CALCUTTA SEARS the senses. You can almost taste the poverty, the spices in the air, the breathless heat and the swirl of humanity. I once watched bodies being cremated on pyres along the banks of the Hughli River. Then I retired to the Grand Hotel for a splendid lunch. Wondrous, uninviting, unforgettable -- the former capital of British India is all those things.
"There is only one city in India," Rudyard Kipling wrote in 1888 in "City of Dreadful Night." "Bombay is too green, too pretty, and too strugglesome; and Madras died ever so long ago. Let us take off our hats to Calcutta, the many-sided, the smoky, the magnificent, as we drive in over the Hughli Bridge in the dawn of a still February morning."
Kipling no doubt would be saddened to learn that Calcutta no longer exists. Nor does Madras or Bombay. The cities are now named, respectively, Kolkata, Chennai and Mumbai, reflecting India's nationalistic move over the last several years to toss out names bestowed by foreigners in favor of original names that predate colonialism. With Western newspapers now starting to use the official names for datelines, Calcutta, Madras and Bombay are headed, in name at least, for the historical scrap pile. The old names have been banished from The Times effective Monday.

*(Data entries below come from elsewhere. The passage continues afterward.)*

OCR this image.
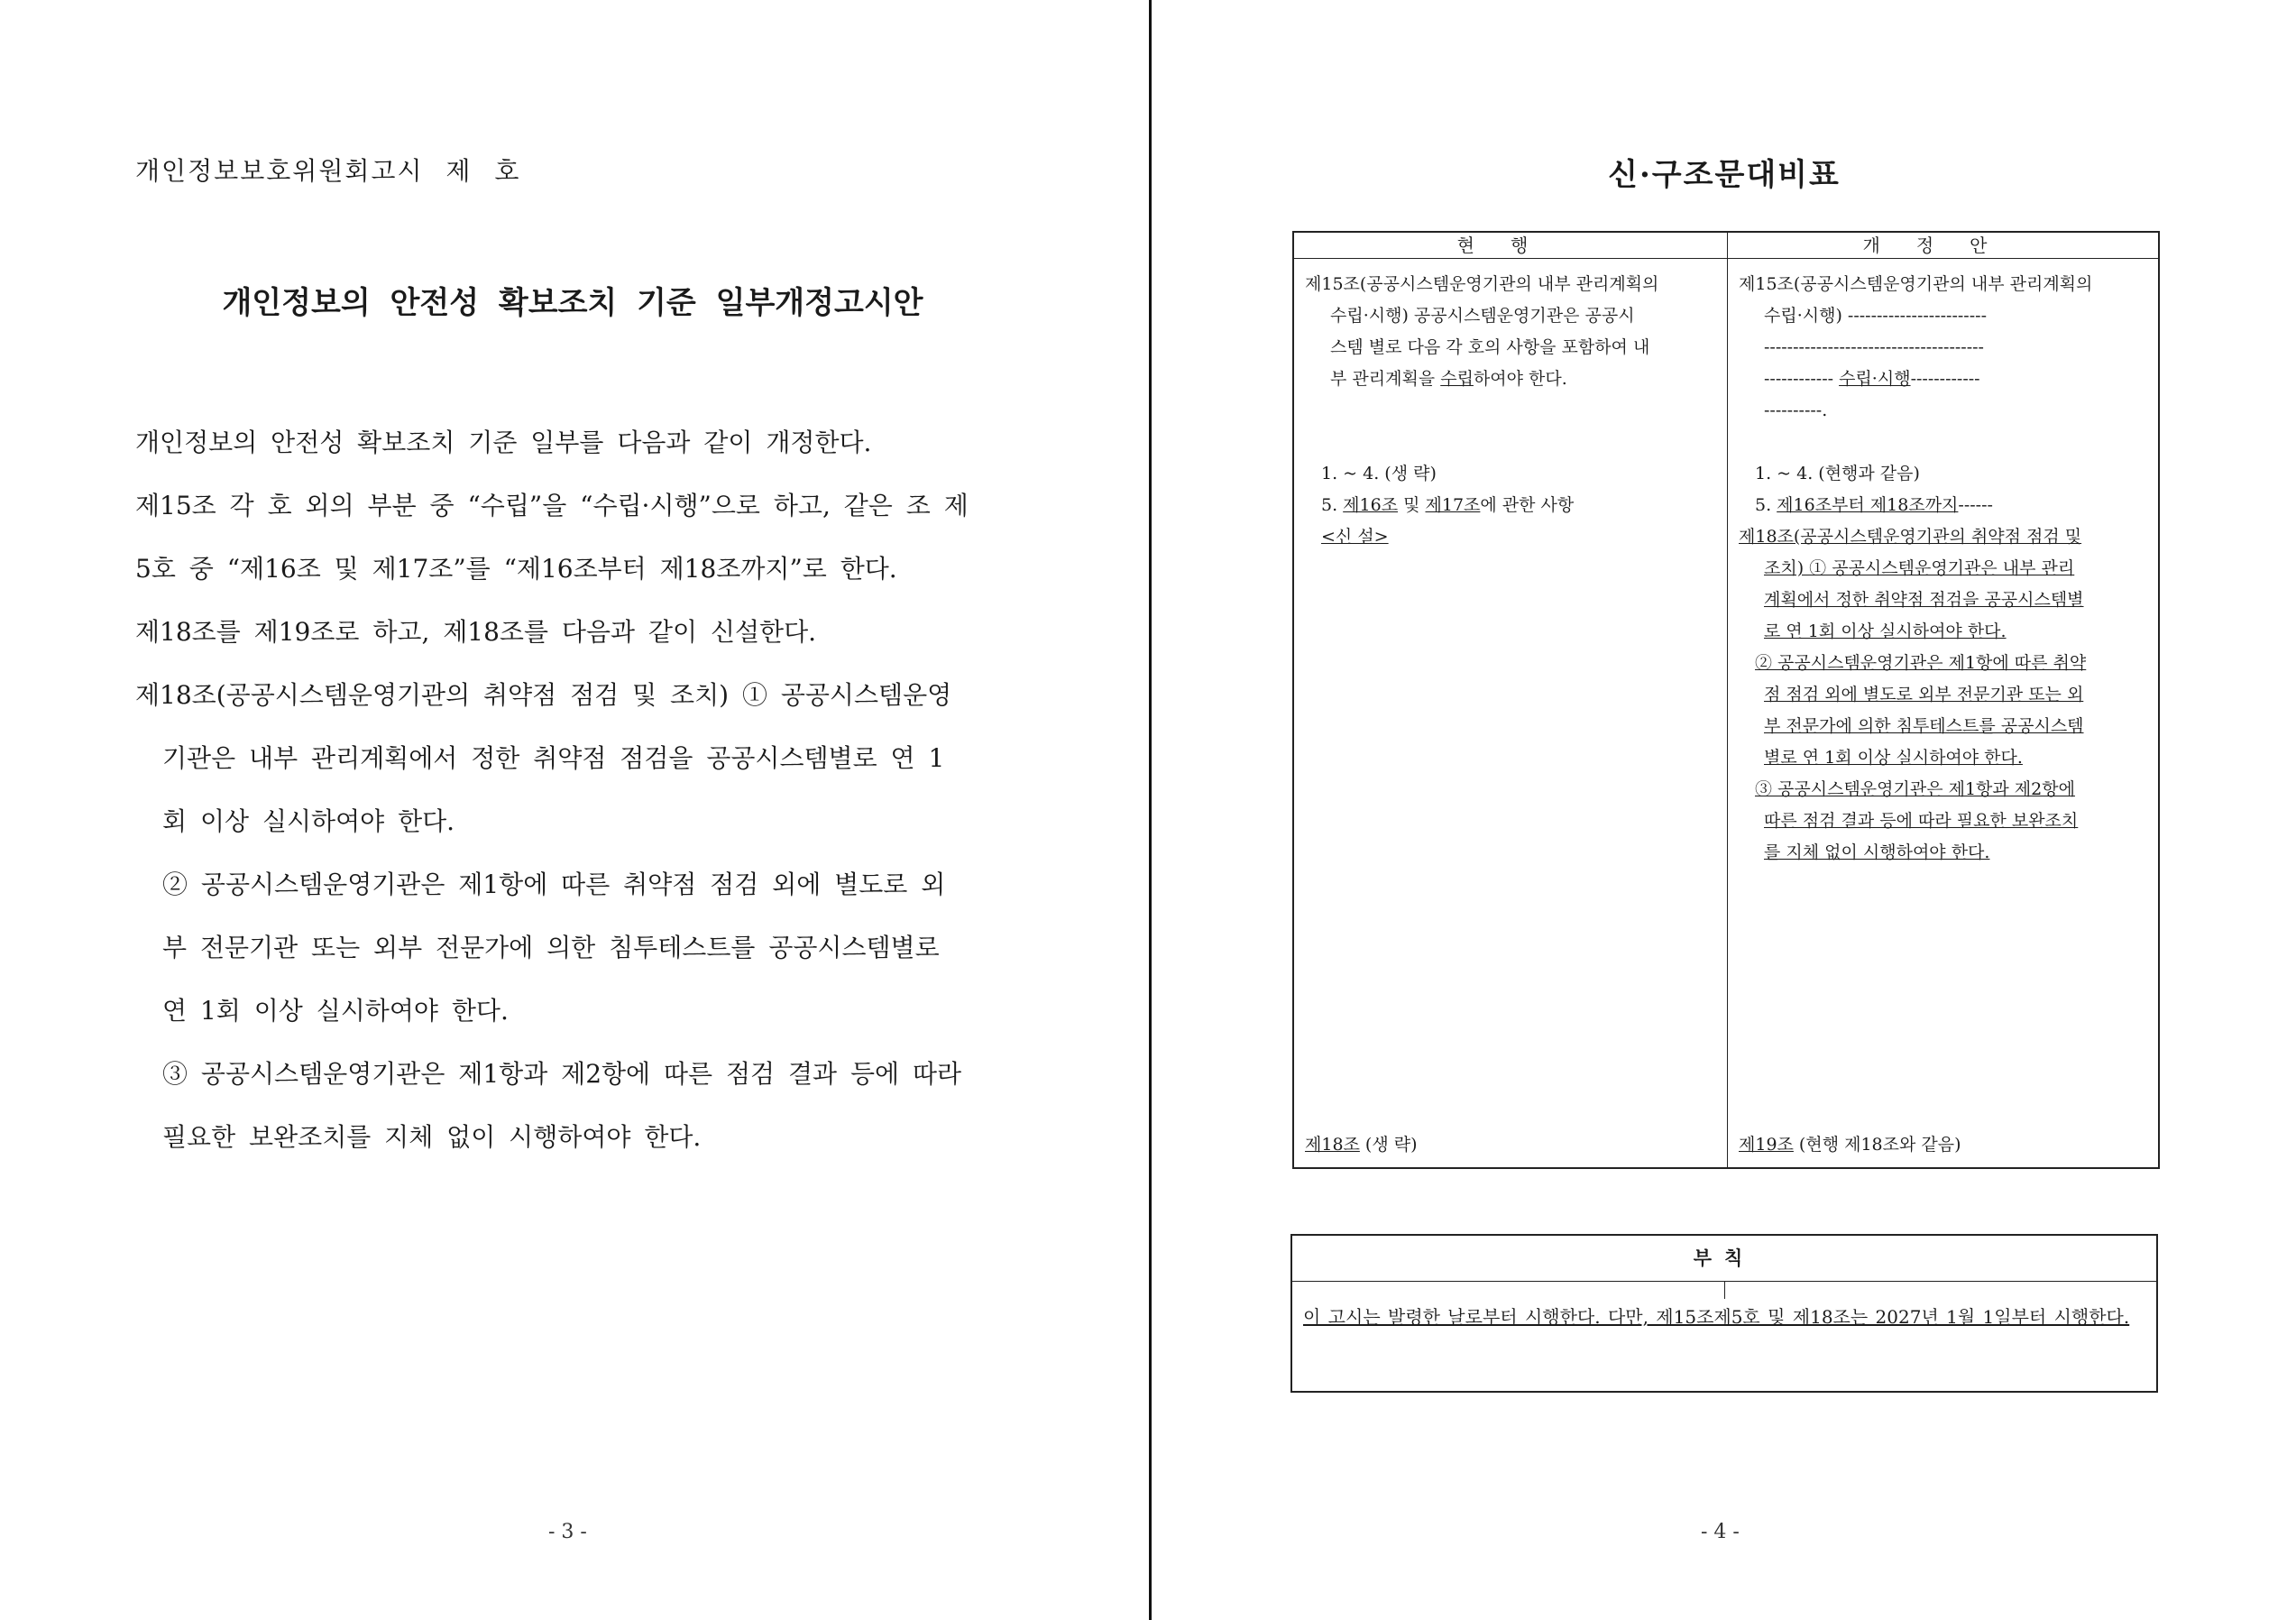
개인정보보호위원회고시 제 호
개인정보의 안전성 확보조치 기준 일부개정고시안
개인정보의 안전성 확보조치 기준 일부를 다음과 같이 개정한다.
제15조 각 호 외의 부분 중 “수립”을 “수립·시행”으로 하고, 같은 조 제
5호 중 “제16조 및 제17조”를 “제16조부터 제18조까지”로 한다.
제18조를 제19조로 하고, 제18조를 다음과 같이 신설한다.
제18조(공공시스템운영기관의 취약점 점검 및 조치) ① 공공시스템운영
기관은 내부 관리계획에서 정한 취약점 점검을 공공시스템별로 연 1
회 이상 실시하여야 한다.
② 공공시스템운영기관은 제1항에 따른 취약점 점검 외에 별도로 외
부 전문기관 또는 외부 전문가에 의한 침투테스트를 공공시스템별로
연 1회 이상 실시하여야 한다.
③ 공공시스템운영기관은 제1항과 제2항에 따른 점검 결과 등에 따라
필요한 보완조치를 지체 없이 시행하여야 한다.
- 3 -
신·구조문대비표
현행	개정안
제15조(공공시스템운영기관의 내부 관리계획의
수립·시행) 공공시스템운영기관은 공공시
스템 별로 다음 각 호의 사항을 포함하여 내
부 관리계획을 수립하여야 한다.
1. ~ 4. (생 략)
5. 제16조 및 제17조에 관한 사항
<신 설>
제18조 (생 략)
제15조(공공시스템운영기관의 내부 관리계획의
수립·시행) ------------------------
--------------------------------------
------------ 수립·시행------------
----------.
1. ~ 4. (현행과 같음)
5. 제16조부터 제18조까지------
제18조(공공시스템운영기관의 취약점 점검 및
조치) ① 공공시스템운영기관은 내부 관리
계획에서 정한 취약점 점검을 공공시스템별
로 연 1회 이상 실시하여야 한다.
② 공공시스템운영기관은 제1항에 따른 취약
점 점검 외에 별도로 외부 전문기관 또는 외
부 전문가에 의한 침투테스트를 공공시스템
별로 연 1회 이상 실시하여야 한다.
③ 공공시스템운영기관은 제1항과 제2항에
따른 점검 결과 등에 따라 필요한 보완조치
를 지체 없이 시행하여야 한다.
제19조 (현행 제18조와 같음)
부칙
이 고시는 발령한 날로부터 시행한다. 다만, 제15조제5호 및 제18조는 2027년 1월 1일부터 시행한다.
- 4 -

Of course, the souls of the cities haven't changed, only the names. And after all, what's in a name? Actually, everything. A country's or a city's name is part of its people's culture and literature. To change the name is somehow to diminish the past, as though implying, "Forget what was. We are starting fresh." That was Pol Pot's intent in 1975 when he renamed Cambodia as Democratic Kampuchea, using a purer, less Westernized transliteration, and his murderous Khmer Rouge began a four-year reign of terror to wipe out all signs of modernity.
Changing place names has been relatively common in the post-colonial era, particularly in Africa; and, unlike in Cambodia, it has generally occurred without incident. Peking (a name originating with French missionaries 400 years ago, based on an older Mandarin pronunciation) became Beijing (which means "northern capital"). Rhodesia, named for the British imperialist Cecil Rhodes, became Zimbabwe. Dahomey turned into Benin. The Democratic Republic of the Congo became Zaire. Then, in 1997, to purge the legacy of dictactor Mobutu Sese Seko, new dictator Laurent Desire Kabila changed it back to the Democratic Republic of the Congo.